Eventually, I planted the two young Angel's trumpets up near my mother's herb garden in rich soil that, long ago, was annually flooded marshland. They thrived. Now, the blossoms are blood-red, fire-red, and deliriously beautiful. Just looking at them is like touching a dream; you can tell they are hallucinogenic, and treading the line toward deadly. Their hallucinogenic properties are very strong, described as terrifying by those who have tried to ingest the plants recreationally. In many indigenous South American cultures, however, varieties of brugmansia were and are used in ritual divinations, to commune with ancestors, to prophecy and to poison. This is a plant that undoubtedly requires deep respect, that calls up the deeps and the darks of the human mind and the realms of spirits.


The blossoms hang like red bells of winter, tolling in the cold and the darkness. "Angel's trumpet"; I love the holy musicality of that name, the image of sere beings treading the fog, blowing into blood-red trumpet flowers—saintly and utterly pagan at once.


This plant grows near the grave of my childhood cat Delphi, who acquired this thoroughly oracular nickname from his full name, Delphinium, which I bestowed upon him at age five, inspired by his blue eyes. I wonder if this particular plant is thriving because his body has seeped its nutrients nearby. I wonder if he is in the red bells, my first pet, never really mine, with his crossed eyes and his temper.  


A newer blossom, unfurling, damp with its own birth. The skin of it looks like lizard's, holy.



 Inside, many fires are being lit and tended into the long dark evenings, the boughs of people's Christmas trees (left out on the street for garbage pick-up) stolen for kindling. I like to think of the old tales, the Northern European ones of my own mutt-like heritage, and others the world-over, in which the winter sun lingers, like a dark red heart, for a long time each night in the underworld. The night, earth's shadow, holding that heart of fire, red as brugmansia blossoms. The winter, time for the dream-realms and stories that a plant like the red Angel's trumpet can bloom in the human imagination. The red bells, planted with love, growing blood-dark in the cold, open like a dozen winter suns.

Thursday, January 3, 2013

Shapes of the Seashore: the Salt-Tangles


An old dear friend and I spent the first day of the year by the seaside, watching the stones and kelp-nests, the pelicans gliding close to the waves. I love the sound of the tide washing out against dark rocks, how they purr against each other. 


Ocean and wave-woven.


The dome-shell of an old urchin, like a battered and spiked planet, unmoored.

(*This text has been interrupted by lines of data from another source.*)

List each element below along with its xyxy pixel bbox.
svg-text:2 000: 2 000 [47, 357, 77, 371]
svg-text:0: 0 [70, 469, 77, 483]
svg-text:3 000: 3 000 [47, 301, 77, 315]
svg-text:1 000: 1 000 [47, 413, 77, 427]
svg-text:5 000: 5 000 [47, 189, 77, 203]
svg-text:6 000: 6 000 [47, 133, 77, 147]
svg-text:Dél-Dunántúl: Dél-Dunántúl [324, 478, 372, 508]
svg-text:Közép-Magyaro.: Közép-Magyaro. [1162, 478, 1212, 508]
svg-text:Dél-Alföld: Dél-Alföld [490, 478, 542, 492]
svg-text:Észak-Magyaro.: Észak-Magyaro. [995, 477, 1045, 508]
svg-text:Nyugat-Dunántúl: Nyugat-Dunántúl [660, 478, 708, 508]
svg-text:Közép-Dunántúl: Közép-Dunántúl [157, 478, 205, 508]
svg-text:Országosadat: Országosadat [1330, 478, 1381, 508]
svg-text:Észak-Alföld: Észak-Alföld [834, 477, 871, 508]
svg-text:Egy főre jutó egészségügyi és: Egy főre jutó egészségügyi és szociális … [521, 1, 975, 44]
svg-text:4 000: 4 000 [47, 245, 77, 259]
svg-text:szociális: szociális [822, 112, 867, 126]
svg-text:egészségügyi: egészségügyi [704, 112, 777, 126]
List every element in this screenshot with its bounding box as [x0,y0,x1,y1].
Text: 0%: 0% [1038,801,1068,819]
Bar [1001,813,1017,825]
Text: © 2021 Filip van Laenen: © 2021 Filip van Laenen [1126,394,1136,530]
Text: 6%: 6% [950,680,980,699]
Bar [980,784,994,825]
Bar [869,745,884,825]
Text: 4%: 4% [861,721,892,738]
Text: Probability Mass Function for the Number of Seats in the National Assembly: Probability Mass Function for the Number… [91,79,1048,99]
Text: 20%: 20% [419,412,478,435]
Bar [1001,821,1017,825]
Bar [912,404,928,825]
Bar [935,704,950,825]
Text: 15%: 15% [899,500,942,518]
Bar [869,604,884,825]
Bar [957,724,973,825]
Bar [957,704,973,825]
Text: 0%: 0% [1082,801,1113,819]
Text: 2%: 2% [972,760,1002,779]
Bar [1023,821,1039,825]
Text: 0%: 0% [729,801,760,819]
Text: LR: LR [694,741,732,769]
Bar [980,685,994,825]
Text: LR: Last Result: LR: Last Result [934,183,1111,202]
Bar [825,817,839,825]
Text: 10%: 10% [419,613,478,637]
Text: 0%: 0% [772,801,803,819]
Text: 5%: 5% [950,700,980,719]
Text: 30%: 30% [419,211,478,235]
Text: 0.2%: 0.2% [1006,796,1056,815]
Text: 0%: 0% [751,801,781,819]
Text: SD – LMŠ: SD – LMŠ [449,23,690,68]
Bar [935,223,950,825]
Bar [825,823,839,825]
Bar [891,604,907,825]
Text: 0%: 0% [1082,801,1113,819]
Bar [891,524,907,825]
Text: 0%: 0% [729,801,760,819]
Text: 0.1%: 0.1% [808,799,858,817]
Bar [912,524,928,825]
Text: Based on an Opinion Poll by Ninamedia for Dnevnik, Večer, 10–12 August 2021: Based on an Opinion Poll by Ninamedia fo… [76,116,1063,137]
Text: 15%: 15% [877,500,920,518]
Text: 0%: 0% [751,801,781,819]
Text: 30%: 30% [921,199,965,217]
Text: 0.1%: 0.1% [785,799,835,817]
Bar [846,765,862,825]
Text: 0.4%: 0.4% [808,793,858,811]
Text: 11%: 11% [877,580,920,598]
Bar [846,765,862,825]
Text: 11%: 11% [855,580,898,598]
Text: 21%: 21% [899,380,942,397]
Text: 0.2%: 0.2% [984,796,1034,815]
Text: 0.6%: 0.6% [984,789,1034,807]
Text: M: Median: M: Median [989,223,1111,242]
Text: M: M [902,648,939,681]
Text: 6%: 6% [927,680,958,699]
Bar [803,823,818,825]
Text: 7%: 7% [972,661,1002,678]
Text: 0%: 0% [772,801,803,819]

We found the mouth-beak alongside, where all the food goes in and all the waste goes out. What otherworldly lives these ocean-creatures lead. Humbling, purple spiked, kelp-grazing lives. Once, a healthy sea otter population kept these purple urchins in check, a balance of kelp, otter and urchin. Now, the otters are gone, over-hunted by Russian & American fur-traders in the early 19th century. The massive kelp-beds of yore are gone too. The urchins, wild little spiky creatures, are still about.



Sun-bleached urchin-spines. 


There is a perfect perforation of lace inside each urchin shell.


And the stones, silent on the shore, smoothed over and again by water, have deep and restless histories, tossed by tectonic plates, the living earth.


Kelp-fronds that dance like ripple-robed witches, all connected to some great and slippery umbilical cord.


I love how water wears perfect circles, perfect wholes. I'm not sure what it is, but they are immensely pleasing to look at, to touch with your fingertips. In old British traditions, I once read that stones with holes through them were good luck, for healing and fortune, made by fair folk. Maybe it is universal—to be pleased and comforted by water-worn holes in stones.


I am just madly in love with the wild coast where I live. A thousand thanks to it and all of its creatures this new year.